With current champion Robert Whittaker having victories over number-one contender Yoel Romero, whom already holds finishes over the next ranked fighters in Weidman and Rockhold, this leaves the number-two and number-three ranked fighters to duke it out for their spot.

Unfortunately, Rockhold has been battling a bad leg for multiple years, which has limited his in-cage activity as he has only been able to fight four times in the past three years, and was forced to withdraw once again.


Tyron Woodley vs. Georges St-Pierre at UFC 217


We know that Georges St-Pierre became the fourth UFC fighter to hold titles in two separate weight classes after defeating Michael Bisping at UFC 217.

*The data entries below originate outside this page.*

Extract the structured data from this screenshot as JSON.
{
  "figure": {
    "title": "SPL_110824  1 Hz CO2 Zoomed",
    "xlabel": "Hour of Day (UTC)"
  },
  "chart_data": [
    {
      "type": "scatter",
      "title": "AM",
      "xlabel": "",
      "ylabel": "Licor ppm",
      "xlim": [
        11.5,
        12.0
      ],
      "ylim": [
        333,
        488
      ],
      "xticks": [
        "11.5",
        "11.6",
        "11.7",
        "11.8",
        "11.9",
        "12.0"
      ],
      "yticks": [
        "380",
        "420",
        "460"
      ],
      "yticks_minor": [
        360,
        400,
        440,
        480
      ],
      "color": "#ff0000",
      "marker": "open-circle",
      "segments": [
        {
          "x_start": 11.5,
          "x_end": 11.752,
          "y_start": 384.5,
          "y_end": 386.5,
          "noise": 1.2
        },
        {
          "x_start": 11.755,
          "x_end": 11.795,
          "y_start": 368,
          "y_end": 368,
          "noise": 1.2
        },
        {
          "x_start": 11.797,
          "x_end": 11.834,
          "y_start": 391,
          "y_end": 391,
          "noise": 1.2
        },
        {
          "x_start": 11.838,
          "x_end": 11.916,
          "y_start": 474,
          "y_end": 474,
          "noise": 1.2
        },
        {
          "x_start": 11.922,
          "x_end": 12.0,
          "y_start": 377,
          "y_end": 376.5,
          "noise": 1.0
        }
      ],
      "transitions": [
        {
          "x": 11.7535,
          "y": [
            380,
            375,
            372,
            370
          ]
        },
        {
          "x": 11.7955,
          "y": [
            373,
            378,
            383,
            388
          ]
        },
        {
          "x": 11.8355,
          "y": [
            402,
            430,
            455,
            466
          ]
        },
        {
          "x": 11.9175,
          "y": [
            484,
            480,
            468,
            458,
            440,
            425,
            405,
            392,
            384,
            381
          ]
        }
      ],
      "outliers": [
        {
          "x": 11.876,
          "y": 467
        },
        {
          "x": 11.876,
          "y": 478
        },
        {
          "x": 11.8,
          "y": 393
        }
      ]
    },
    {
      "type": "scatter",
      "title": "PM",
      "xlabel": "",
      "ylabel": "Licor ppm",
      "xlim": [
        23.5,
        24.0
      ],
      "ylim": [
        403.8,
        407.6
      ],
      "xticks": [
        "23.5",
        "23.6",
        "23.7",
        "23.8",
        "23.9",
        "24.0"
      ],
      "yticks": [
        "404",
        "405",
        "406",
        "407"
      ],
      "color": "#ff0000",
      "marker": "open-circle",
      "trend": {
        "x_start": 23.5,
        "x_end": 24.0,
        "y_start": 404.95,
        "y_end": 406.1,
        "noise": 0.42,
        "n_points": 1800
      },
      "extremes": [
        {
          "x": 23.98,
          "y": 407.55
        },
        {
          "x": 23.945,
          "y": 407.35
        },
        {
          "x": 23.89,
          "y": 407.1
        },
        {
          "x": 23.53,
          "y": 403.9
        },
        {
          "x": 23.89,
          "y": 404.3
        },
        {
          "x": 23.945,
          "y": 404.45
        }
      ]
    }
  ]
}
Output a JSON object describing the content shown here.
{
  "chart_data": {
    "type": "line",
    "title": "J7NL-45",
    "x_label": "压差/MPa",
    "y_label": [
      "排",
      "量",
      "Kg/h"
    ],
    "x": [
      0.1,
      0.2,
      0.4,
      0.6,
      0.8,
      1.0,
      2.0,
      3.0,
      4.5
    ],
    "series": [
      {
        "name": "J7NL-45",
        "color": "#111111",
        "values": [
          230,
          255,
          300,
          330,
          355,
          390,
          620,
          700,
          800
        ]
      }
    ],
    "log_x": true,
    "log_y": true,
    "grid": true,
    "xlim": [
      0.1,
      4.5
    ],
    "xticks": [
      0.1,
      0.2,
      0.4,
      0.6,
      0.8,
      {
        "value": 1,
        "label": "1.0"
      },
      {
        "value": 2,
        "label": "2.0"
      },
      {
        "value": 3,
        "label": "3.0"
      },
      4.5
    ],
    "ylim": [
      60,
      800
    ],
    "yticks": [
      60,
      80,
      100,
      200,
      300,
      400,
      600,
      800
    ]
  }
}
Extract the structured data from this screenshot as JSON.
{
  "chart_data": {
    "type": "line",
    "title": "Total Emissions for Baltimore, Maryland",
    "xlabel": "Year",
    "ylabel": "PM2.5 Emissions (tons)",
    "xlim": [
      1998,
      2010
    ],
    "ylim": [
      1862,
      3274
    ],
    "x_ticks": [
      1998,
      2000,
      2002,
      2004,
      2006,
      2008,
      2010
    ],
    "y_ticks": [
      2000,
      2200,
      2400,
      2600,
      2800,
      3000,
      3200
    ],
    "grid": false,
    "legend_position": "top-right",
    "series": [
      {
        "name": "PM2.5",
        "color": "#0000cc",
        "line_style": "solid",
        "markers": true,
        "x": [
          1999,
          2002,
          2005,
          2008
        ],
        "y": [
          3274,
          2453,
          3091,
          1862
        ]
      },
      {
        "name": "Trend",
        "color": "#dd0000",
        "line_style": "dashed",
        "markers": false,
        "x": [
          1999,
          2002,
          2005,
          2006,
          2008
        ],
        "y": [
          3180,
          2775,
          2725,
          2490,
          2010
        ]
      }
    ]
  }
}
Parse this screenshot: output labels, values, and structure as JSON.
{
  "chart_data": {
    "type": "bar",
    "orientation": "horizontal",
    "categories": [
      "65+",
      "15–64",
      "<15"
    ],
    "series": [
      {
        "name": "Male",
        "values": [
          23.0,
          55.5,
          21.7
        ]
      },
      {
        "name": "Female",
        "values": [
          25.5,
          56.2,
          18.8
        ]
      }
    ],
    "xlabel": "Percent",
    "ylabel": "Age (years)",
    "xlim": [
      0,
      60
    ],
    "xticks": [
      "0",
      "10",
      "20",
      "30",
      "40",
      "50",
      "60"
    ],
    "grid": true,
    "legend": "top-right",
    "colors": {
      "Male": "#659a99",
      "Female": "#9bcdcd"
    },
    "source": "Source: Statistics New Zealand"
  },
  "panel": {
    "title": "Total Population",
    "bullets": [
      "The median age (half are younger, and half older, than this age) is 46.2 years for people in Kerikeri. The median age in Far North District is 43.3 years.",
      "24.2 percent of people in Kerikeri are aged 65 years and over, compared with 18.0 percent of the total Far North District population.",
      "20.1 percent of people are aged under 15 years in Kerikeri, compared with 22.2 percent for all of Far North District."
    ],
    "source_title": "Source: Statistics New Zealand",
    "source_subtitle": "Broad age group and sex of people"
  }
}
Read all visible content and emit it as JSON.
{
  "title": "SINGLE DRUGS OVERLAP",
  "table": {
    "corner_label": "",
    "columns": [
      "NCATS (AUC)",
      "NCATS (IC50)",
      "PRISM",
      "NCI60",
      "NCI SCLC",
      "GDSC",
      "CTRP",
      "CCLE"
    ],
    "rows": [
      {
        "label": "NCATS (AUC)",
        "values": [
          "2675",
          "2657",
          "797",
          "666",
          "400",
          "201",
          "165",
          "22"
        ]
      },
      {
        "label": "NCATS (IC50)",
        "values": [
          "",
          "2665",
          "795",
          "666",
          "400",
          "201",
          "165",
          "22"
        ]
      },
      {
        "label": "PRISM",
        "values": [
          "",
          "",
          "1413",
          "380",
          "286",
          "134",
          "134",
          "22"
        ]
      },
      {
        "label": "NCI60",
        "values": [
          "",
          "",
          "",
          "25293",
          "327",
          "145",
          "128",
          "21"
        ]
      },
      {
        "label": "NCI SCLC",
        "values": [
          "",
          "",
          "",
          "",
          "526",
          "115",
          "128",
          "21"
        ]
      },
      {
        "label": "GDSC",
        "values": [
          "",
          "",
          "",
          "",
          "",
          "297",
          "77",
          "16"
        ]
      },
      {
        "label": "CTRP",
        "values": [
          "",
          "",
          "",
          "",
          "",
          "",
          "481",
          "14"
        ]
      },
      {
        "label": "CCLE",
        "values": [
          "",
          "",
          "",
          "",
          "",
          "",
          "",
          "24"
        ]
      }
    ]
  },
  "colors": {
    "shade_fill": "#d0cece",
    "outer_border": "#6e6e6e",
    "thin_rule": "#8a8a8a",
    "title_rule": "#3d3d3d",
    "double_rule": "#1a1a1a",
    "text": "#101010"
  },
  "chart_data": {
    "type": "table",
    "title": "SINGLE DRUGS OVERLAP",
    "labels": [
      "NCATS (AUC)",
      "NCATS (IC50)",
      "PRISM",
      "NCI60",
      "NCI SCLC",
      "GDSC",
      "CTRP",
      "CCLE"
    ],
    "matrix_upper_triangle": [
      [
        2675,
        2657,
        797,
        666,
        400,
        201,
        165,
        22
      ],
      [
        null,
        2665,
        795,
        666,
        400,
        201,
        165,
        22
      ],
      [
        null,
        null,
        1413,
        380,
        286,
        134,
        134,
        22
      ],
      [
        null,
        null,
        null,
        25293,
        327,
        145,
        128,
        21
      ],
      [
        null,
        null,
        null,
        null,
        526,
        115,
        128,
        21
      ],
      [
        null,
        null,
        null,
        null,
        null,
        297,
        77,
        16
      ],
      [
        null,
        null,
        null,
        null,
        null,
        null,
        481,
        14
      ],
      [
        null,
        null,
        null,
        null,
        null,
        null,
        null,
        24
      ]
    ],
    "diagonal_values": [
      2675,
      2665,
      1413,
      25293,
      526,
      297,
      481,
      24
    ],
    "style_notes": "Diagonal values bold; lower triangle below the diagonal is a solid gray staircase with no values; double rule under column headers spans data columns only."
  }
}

Prior to UFC 209 in March 2017, it was announced that St-Pierre would be challenging Bisping for the middleweight title at an event later on in the year.



After stalled negotiations, St-Pierre sent out a formal challenge to Bisping to fight in November at the planned New York City event.


During this time, White revealed he was unhappy with the negotiation process and was instead working on Bisping to face interim champion Robert Whittaker and St-Pierre would return against welterweight champion Tyron Woodley. Unfortunately for White, Whittaker suffered a serious knee injury in his title fight against Yoel Romero and would be sidelined for the remainder of the year, and Woodley would under-perform in his successful title defense against Demain Maia, which White claimed did not warrant a shot with a pay-per-view draw like St-Pierre. White reverted back to the plan of having Bisping face St-Pierre.



The reason why Woodley-GSP would be listed ahead of Whittaker-Bisping is that St-Pierre made history this night winning his second title in his second division and Woodley going on to defeat Darren Till in his next bout. Whittaker rematched Romero and squeaked a close split decision, while Bisping would be knocked out in his next fight against Kelvin Gasetlum and retire shortly thereafter.